Habyarimana had spread, everywhere in the region, the idea that the Tutsi are domineering. Therefore, when Interahamwe and the defeated Rwandan genocidal government army were welcomed in into the Kivus, the Tutsi there had to flee.

 

Before the arrival of the Rwandan genocidal forces in North Kivu and South Kivu, no Tutsi had been killed or forced to abandon their property. Things changed with the sudden arrival of Interahamwe militia other Rwandan genocidal forces. The genocidaires, sought above all, to mobilise the Congolese Hutu who they regarded as their natural allies – through family links, ethnic solidarity and cultural ties.

 

 The massive inflow of refugees into Zaire in 1994 followed a series of bloody clashes between the Hutu and Hunde communities. The Interahamwe took advantage and quickly offered Congolese Hutu weapons, manpower and training facilities.

 

The Interahamwe then resumed the campaign they had started in Rwanda. They preached hatred; depicted the Tutsi as arrogant, merciless, and rootless foreigners who had established a monarchy in Rwanda and were plotting for the so-called balkanization project in DRC.

 

In North and South Kivu, Congolese Tutsi resisted and fought to protect their families. They joined various groups so as to fight for their survival.

 

Presently, government troops are fighting M23, using the FDLR because, ideologically, their mission is to kill all Tutsi.
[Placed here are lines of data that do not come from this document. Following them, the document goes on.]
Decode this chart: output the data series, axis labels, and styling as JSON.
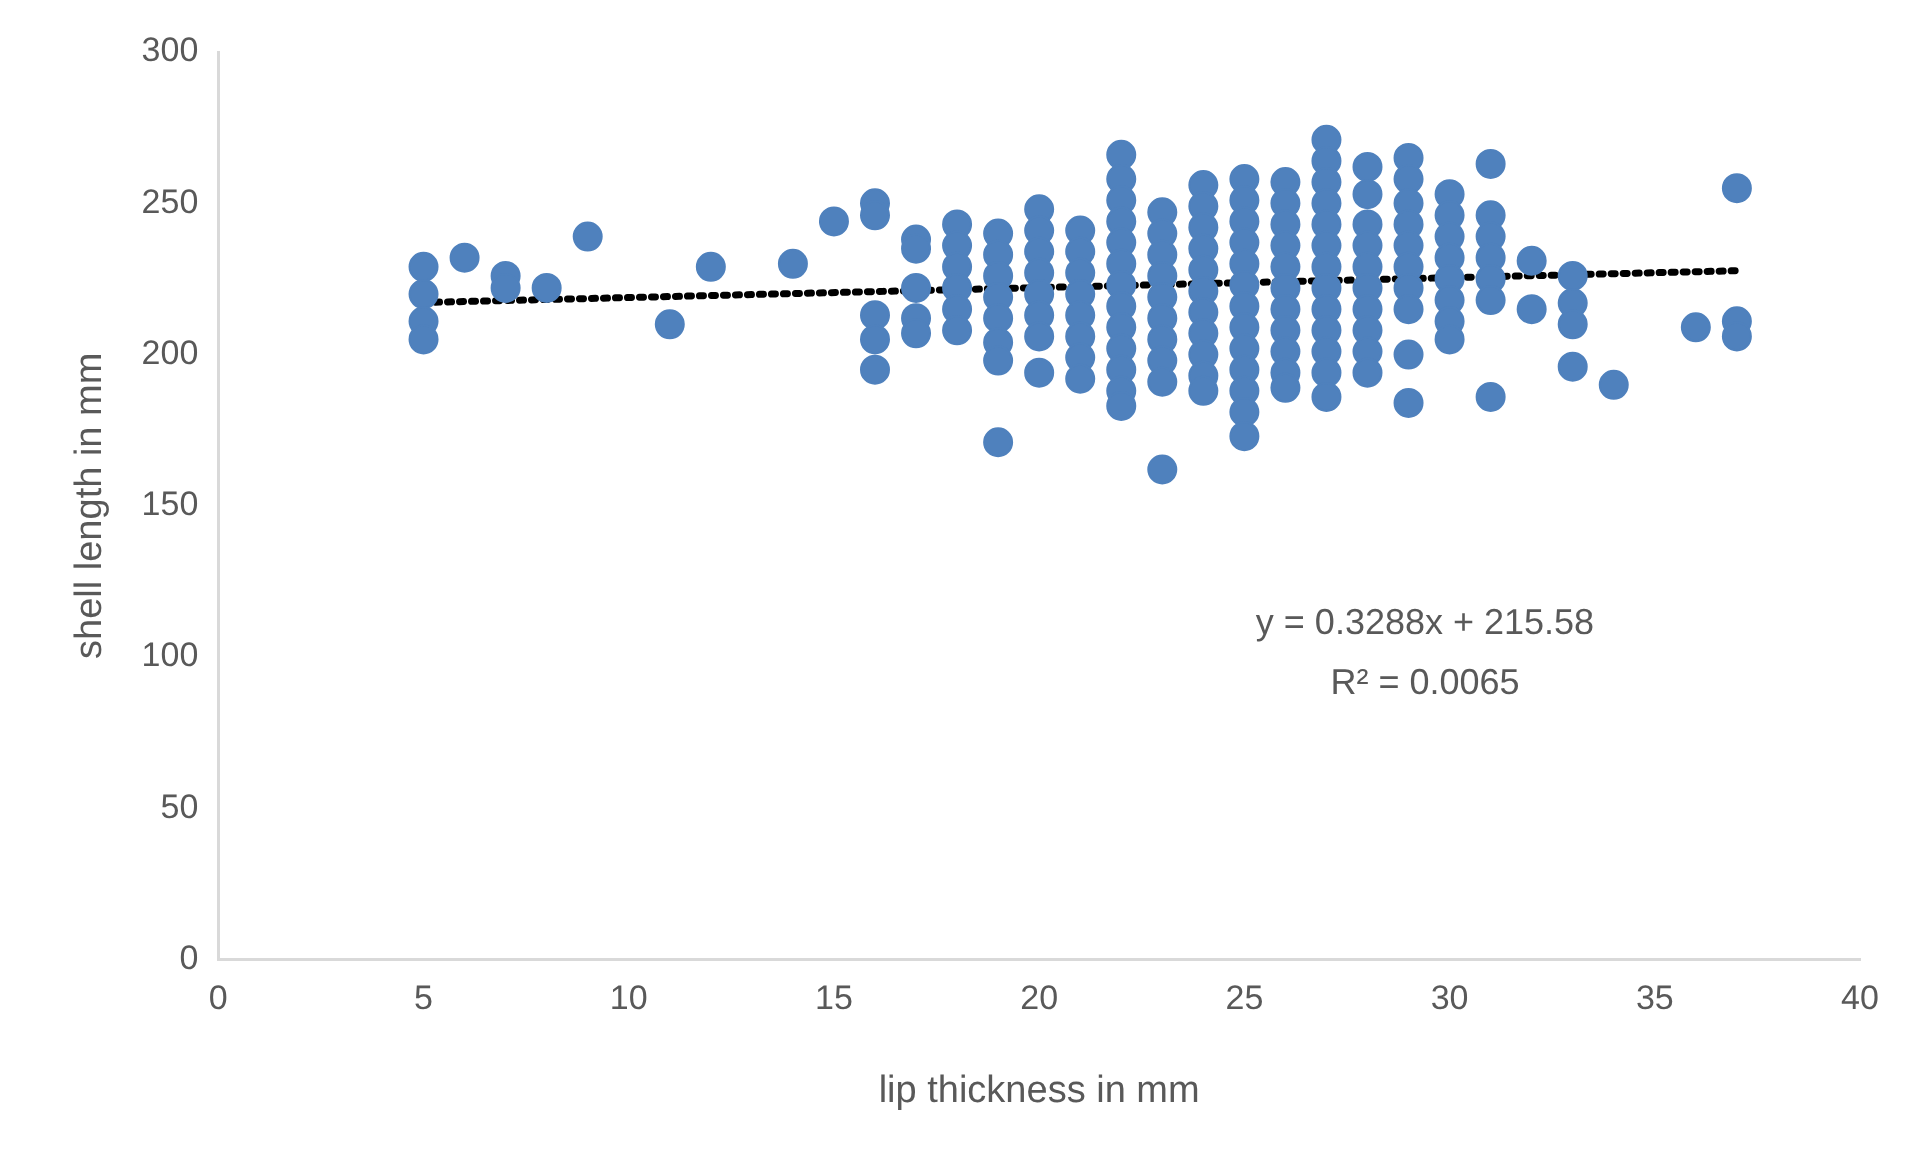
{
  "chart_data": {
    "type": "scatter",
    "xlabel": "lip thickness in mm",
    "ylabel": "shell length in mm",
    "xlim": [
      0,
      40
    ],
    "xticks": [
      0,
      5,
      10,
      15,
      20,
      25,
      30,
      35,
      40
    ],
    "ylim": [
      0,
      300
    ],
    "yticks": [
      0,
      50,
      100,
      150,
      200,
      250,
      300
    ],
    "grid": false,
    "legend": false,
    "marker": "circle",
    "annotations": [
      "y = 0.3288x + 215.58",
      "R² = 0.0065"
    ],
    "series": [
      {
        "type": "scatter",
        "color": "#4f81bd",
        "x": [
          5,
          5,
          5,
          5,
          6,
          7,
          7,
          8,
          9,
          11,
          12,
          14,
          15,
          16,
          16,
          16,
          16,
          16,
          17,
          17,
          17,
          17,
          17,
          18,
          18,
          18,
          18,
          18,
          18,
          19,
          19,
          19,
          19,
          19,
          19,
          19,
          19,
          20,
          20,
          20,
          20,
          20,
          20,
          20,
          20,
          21,
          21,
          21,
          21,
          21,
          21,
          21,
          21,
          22,
          22,
          22,
          22,
          22,
          22,
          22,
          22,
          22,
          22,
          22,
          22,
          22,
          23,
          23,
          23,
          23,
          23,
          23,
          23,
          23,
          23,
          23,
          24,
          24,
          24,
          24,
          24,
          24,
          24,
          24,
          24,
          24,
          24,
          25,
          25,
          25,
          25,
          25,
          25,
          25,
          25,
          25,
          25,
          25,
          25,
          25,
          26,
          26,
          26,
          26,
          26,
          26,
          26,
          26,
          26,
          26,
          26,
          27,
          27,
          27,
          27,
          27,
          27,
          27,
          27,
          27,
          27,
          27,
          27,
          27,
          28,
          28,
          28,
          28,
          28,
          28,
          28,
          28,
          28,
          28,
          29,
          29,
          29,
          29,
          29,
          29,
          29,
          29,
          29,
          29,
          30,
          30,
          30,
          30,
          30,
          30,
          30,
          30,
          31,
          31,
          31,
          31,
          31,
          31,
          31,
          32,
          32,
          33,
          33,
          33,
          33,
          34,
          36,
          37,
          37,
          37
        ],
        "values": [
          229,
          220,
          211,
          205,
          232,
          226,
          222,
          222,
          239,
          210,
          229,
          230,
          244,
          250,
          246,
          213,
          205,
          195,
          238,
          235,
          222,
          212,
          207,
          243,
          236,
          229,
          222,
          215,
          208,
          240,
          233,
          226,
          219,
          212,
          204,
          198,
          171,
          248,
          241,
          234,
          227,
          220,
          213,
          206,
          194,
          241,
          234,
          227,
          220,
          213,
          206,
          199,
          192,
          266,
          258,
          251,
          244,
          237,
          230,
          223,
          216,
          209,
          202,
          195,
          188,
          183,
          247,
          240,
          233,
          226,
          219,
          212,
          205,
          198,
          191,
          162,
          256,
          249,
          242,
          235,
          228,
          221,
          214,
          207,
          200,
          193,
          188,
          258,
          251,
          244,
          237,
          230,
          223,
          216,
          209,
          202,
          195,
          188,
          181,
          173,
          257,
          250,
          243,
          236,
          229,
          222,
          215,
          208,
          201,
          194,
          189,
          271,
          264,
          257,
          250,
          243,
          236,
          229,
          222,
          215,
          208,
          201,
          194,
          186,
          262,
          253,
          243,
          236,
          229,
          222,
          215,
          208,
          201,
          194,
          265,
          258,
          250,
          243,
          236,
          229,
          222,
          215,
          200,
          184,
          253,
          246,
          239,
          232,
          225,
          218,
          211,
          205,
          263,
          246,
          239,
          232,
          225,
          218,
          186,
          231,
          215,
          226,
          217,
          210,
          196,
          190,
          209,
          255,
          211,
          206
        ]
      },
      {
        "type": "line",
        "color": "#000000",
        "line_style": "dotted",
        "marker": "none",
        "x": [
          5,
          37
        ],
        "values": [
          217.2,
          227.7
        ]
      }
    ]
  }
}
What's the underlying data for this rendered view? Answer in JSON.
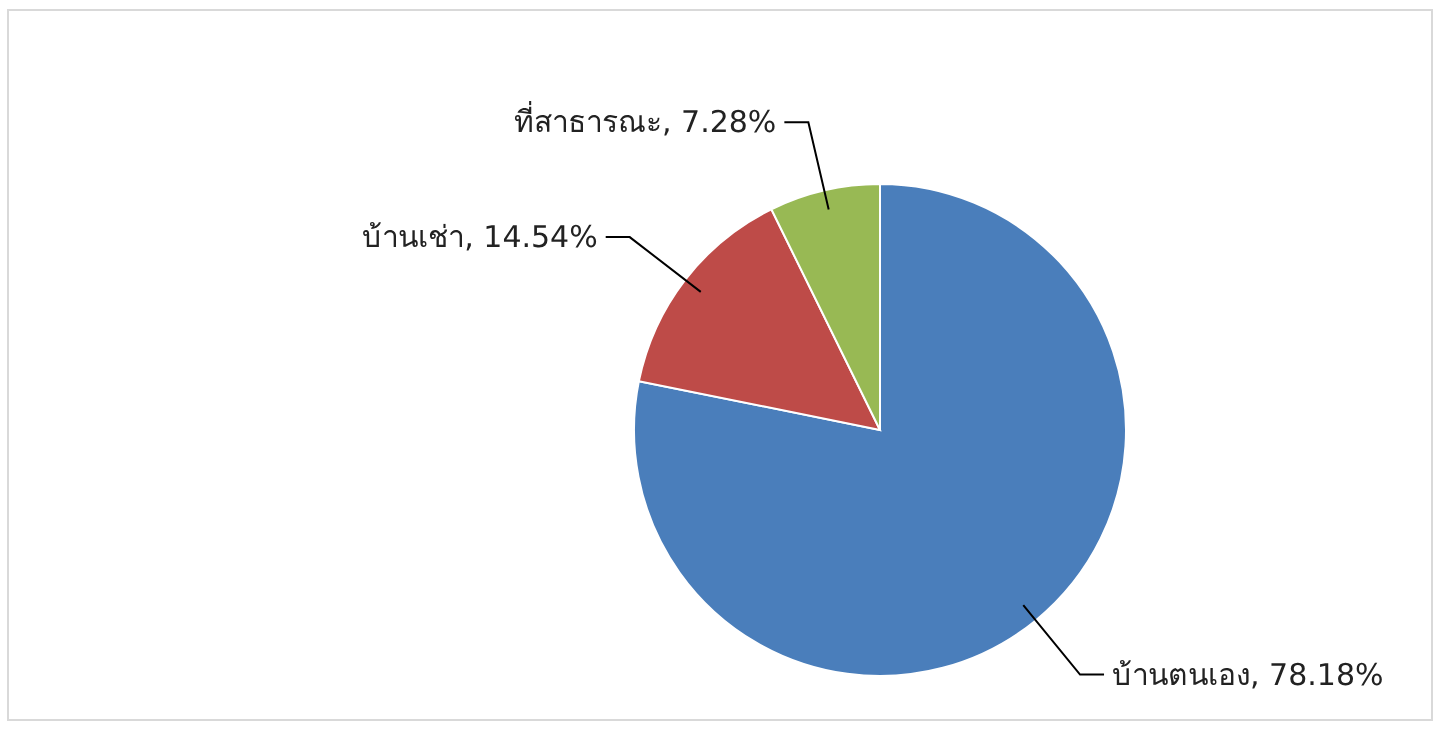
{
  "chart_data": {
    "type": "pie",
    "categories": [
      "บ้านตนเอง",
      "บ้านเช่า",
      "ที่สาธารณะ"
    ],
    "values": [
      78.18,
      14.54,
      7.28
    ],
    "value_labels": [
      "78.18%",
      "14.54%",
      "7.28%"
    ],
    "colors": [
      "#4a7ebb",
      "#be4b48",
      "#98b954"
    ]
  }
}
Every time such an opportunity was presented, the FDLR, a force of genocide fugitives who grew up embracing the genocide ideology, quickly understood their mission.

 

By using FDLR to fight a section of Congolese citizens who are fighting for their rights, President Félix Tshisekedi is duping himself.

 

No Congolese leader ever succeeded by allying with genocidal forces.